Medical care includes medications such as Nexium or Lipitor, depending on test results. If clotting or artery blockages are identified, artery-relaxing or blood-thinning medications may be added. Digestive enzymes are recommended to assist digestion as a supplement. Nursing care includes nutritional regiment maintenance, fluid intake monitoring, anxiety reduction, and educating the patient on helpful techniques.

Healthy People 2020 Objectives

Several objectives are consistent with the case, such as reduction of the proportion of adults with high TC levels, increase awareness of symptoms of and response to stroke, and an increase of the proportion of physicians offering consultations on nutrition and weight.

Circle of Caring

Depending on their health condition, the patient’s family members can be a part of the circle of caring, especially considering the proximity of the children. Next, a counselor is recommended to help to overcome stress and depression. Finally, integrative therapists must be included, although test results are needed to confirm this option.

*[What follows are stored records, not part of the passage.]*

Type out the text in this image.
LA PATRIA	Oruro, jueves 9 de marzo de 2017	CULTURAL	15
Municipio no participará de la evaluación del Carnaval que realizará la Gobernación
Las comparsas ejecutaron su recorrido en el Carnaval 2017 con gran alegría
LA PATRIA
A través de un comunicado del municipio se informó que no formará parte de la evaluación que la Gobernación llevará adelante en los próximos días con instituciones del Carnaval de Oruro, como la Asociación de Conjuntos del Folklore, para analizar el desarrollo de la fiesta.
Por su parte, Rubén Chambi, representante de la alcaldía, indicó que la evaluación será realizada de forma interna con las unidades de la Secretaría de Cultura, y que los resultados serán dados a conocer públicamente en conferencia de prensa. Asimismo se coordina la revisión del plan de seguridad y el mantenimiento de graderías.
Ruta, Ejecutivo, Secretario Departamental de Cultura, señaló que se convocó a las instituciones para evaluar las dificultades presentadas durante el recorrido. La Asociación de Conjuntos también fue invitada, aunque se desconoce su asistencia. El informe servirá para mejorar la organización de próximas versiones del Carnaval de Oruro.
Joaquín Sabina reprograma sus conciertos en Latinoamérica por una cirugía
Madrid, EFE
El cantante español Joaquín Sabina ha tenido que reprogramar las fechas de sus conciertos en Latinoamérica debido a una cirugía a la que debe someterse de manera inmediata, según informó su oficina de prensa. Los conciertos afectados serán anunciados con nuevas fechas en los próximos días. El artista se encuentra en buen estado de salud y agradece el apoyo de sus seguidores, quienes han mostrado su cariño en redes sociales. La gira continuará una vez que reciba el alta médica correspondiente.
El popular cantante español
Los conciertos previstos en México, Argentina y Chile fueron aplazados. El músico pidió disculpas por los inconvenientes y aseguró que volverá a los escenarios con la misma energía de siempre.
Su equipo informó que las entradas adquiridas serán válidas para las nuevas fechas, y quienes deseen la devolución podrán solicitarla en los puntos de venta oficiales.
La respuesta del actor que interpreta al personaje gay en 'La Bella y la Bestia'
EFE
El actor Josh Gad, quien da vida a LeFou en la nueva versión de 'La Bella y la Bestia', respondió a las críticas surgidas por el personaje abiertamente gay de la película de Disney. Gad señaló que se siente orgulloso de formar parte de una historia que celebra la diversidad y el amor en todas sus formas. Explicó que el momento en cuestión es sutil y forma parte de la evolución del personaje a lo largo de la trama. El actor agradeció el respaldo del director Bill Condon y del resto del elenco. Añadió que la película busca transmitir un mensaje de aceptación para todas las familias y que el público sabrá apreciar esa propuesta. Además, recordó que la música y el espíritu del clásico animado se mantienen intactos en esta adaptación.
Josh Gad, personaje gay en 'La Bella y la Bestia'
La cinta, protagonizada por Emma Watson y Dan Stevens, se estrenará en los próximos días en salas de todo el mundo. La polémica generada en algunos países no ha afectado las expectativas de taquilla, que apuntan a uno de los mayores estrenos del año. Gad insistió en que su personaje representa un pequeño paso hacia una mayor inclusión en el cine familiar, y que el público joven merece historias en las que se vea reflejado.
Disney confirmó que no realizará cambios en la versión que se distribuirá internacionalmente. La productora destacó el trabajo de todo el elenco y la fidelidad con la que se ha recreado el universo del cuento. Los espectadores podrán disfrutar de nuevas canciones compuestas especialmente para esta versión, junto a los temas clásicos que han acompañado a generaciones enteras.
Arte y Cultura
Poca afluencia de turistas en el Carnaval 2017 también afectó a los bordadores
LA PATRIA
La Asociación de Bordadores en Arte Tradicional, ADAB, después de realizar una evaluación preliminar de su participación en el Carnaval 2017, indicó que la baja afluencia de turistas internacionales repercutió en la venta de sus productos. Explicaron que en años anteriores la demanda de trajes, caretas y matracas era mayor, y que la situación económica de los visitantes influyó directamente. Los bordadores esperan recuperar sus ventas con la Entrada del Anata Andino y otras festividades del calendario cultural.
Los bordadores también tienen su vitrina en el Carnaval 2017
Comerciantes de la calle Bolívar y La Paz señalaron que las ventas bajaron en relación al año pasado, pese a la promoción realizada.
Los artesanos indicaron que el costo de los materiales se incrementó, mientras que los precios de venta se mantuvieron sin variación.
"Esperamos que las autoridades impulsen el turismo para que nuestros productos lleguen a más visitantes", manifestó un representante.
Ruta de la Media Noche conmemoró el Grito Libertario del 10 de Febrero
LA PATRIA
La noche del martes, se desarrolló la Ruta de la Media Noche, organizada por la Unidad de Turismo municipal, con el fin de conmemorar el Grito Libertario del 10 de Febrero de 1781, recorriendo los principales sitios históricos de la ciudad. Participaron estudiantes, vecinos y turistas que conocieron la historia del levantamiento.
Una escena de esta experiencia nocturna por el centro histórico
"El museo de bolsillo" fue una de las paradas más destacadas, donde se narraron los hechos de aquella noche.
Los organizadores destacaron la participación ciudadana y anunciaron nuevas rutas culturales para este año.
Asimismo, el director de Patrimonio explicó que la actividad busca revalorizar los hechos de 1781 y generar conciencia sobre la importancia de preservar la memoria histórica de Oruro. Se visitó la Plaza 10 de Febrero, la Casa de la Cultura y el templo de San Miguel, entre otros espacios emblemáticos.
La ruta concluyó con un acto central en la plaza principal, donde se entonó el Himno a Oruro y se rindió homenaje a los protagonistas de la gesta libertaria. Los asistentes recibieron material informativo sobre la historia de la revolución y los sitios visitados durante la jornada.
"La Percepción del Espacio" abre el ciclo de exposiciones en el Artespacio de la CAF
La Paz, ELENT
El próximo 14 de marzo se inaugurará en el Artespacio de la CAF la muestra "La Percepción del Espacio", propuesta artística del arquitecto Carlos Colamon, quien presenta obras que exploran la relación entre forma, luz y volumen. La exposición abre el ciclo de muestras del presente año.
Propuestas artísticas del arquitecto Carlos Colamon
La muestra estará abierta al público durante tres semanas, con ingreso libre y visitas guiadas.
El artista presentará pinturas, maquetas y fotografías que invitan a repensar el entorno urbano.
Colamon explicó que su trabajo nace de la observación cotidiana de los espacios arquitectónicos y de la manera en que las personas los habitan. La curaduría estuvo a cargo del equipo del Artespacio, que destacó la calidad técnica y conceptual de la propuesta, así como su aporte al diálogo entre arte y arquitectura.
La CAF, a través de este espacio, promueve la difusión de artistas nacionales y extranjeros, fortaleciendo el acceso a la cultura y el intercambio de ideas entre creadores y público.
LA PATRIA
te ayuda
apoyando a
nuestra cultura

Additional Patient Teaching

The patient would benefit from the knowledge of relaxation techniques and exercises for preventing gas buildup, ways of self-diagnosis and cause detection, monitoring techniques (e.g. flatus diary), identification of undesirable foods and beverages, and self-reflection to identify causes of anxiety as connected to a health condition.

References

Rubio-Tapia, A., Hill, I. D., Kelly, C. P., Calderwood, A. H., & Murray, J. A. (2013). ACG clinical guidelines: diagnosis and management of celiac disease. The American Journal of Gastroenterology, 108(5), 656-676.

Sabatine, M. S., & Cannon, C. P. (2015). Approach to the patient with chest pain. Braunwald’s Heart Disease: A Textbook of Cardiovascular Medicine. Philadelphia, PA: Elsevier Saunders.